Summer camp for book lovers

Great Books Summer Camp introduces young book lovers to literature they would not typically encounter in the classroom.

Amherst and Stanford have collaborated to create a unique summer camp for teens who enjoy reading.

Melanie Stetson Freeman/Staff

March 8, 2011

By the time most teens graduate from high school, they’ve read a standard, if small, list of classics. If you or yours have graduated from high school, chances are you (or your children) have read most of the following – “To Kill a Mockingbird,” “Of Mice and Men,” “The Catcher in the Rye,” “Animal Farm,” “Lord of the Flies,” “The Great Gatsby,” and “The Scarlet Letter,” among others.

But a lot of good books go unread, a lot of teens don’t read much outside the classroom, and a lot of them don’t read much at all after high school. Throw a lazy summer vacation into the mix and reading comes to a standstill in some homes.

Enter Great Books Summer Camp, a unique summer camp for book lovers. Created for middle- and high-school students, and held at Amherst College and Stanford University, the camp is designed to introduce less-frequently read literature to teens and help them discover critical reading and thinking skills over those long summer breaks.

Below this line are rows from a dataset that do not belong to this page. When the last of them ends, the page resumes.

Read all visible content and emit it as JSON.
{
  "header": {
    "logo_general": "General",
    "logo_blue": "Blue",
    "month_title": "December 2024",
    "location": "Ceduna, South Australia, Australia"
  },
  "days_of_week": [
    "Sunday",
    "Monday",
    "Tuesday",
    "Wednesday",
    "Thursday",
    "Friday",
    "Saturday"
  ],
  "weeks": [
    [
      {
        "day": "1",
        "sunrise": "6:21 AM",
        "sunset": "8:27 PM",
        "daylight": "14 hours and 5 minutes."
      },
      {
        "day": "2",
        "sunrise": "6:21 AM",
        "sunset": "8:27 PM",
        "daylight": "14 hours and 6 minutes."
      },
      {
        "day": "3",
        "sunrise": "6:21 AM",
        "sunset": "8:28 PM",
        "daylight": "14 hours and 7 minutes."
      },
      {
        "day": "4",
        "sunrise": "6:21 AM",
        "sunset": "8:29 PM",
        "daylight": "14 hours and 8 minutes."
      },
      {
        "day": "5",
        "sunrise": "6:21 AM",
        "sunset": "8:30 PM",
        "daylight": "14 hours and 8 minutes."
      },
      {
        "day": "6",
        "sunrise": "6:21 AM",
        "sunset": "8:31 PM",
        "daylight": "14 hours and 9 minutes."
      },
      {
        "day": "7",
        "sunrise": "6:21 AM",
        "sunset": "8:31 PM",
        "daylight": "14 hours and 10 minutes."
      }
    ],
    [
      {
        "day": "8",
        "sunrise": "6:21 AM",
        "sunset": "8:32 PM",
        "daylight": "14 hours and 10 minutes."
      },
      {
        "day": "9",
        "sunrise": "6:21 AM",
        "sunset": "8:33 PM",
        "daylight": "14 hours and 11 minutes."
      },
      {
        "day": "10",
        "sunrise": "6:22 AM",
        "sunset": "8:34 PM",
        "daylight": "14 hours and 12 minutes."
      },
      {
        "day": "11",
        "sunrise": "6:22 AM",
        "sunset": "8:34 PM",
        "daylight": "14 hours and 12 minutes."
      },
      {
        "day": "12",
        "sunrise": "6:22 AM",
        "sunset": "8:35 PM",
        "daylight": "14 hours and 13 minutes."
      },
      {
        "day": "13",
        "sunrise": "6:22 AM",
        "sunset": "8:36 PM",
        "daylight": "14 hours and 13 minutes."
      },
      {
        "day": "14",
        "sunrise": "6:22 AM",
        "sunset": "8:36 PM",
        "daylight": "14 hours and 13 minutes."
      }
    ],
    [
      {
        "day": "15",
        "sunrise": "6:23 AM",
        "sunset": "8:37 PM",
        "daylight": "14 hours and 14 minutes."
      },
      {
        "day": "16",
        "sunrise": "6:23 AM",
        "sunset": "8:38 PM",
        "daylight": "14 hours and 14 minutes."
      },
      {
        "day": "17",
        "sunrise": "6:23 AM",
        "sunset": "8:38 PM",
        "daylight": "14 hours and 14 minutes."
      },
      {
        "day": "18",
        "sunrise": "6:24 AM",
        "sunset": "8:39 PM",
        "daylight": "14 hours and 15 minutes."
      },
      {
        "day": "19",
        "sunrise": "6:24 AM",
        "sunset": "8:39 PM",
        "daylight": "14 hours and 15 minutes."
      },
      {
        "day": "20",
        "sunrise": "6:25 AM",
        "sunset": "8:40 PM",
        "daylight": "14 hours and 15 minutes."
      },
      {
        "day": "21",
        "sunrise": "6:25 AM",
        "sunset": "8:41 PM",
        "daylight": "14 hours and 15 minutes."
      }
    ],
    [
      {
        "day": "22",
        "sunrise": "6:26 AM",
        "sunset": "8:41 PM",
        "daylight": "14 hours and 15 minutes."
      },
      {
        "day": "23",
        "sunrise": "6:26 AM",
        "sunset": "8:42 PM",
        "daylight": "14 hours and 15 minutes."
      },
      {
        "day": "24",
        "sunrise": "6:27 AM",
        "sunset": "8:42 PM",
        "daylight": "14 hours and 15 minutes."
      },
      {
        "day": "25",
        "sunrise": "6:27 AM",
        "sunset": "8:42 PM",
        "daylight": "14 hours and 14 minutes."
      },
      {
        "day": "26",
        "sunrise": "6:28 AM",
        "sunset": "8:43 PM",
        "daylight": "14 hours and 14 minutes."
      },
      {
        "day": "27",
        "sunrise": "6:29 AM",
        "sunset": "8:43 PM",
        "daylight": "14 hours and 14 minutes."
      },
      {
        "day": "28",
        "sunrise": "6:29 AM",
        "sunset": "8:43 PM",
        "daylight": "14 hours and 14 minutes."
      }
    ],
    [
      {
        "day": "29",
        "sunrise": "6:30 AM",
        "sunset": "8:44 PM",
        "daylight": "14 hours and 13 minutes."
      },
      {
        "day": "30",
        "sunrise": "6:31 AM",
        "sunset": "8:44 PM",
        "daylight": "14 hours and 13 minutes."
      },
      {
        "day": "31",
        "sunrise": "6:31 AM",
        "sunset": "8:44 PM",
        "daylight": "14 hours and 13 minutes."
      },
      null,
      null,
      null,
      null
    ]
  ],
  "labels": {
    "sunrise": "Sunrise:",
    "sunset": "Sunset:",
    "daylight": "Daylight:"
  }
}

“Great Books faculty not only stresses the importance of reading but introduces exceptional literature that students wouldn’t typically discover on their own,” says co-founder and academic director Peter Temes.

Mr. Temes says teens aren’t always introduced to a variety of writing – just the same inventory of high school literature. A wider range of works – including more poetry, essays, and foreign works – can expand teens’ literary repertoire and introduce them to new ways of thinking, reading, and writing.

Below, he offers a list of 10 literary works your children probably aren’t reading in school.

“This list offers classic pieces of work that pose challenging questions and help hone students’ critical thinking skills beyond the classroom,” Temes notes.

1. “Leaves of Grass” by Walt Whitman

2. “An American Childhood” by Annie Dillard

3. “The Metamorphosis” by Franz Kafka

4. “Apology” by Plato

5. “The Iliad” by Homer

6. The poems of Sappho

7. “Persepolis: The Story of a Childhood” by Marjane Satrapi

8. The poetry of Pablo Neruda

9. “Gimpel the Fool” by Isaac Baschevis Singer

10. The essays of Ralph Waldo Emerson

-- Husna Haq is a Monitor correspondent.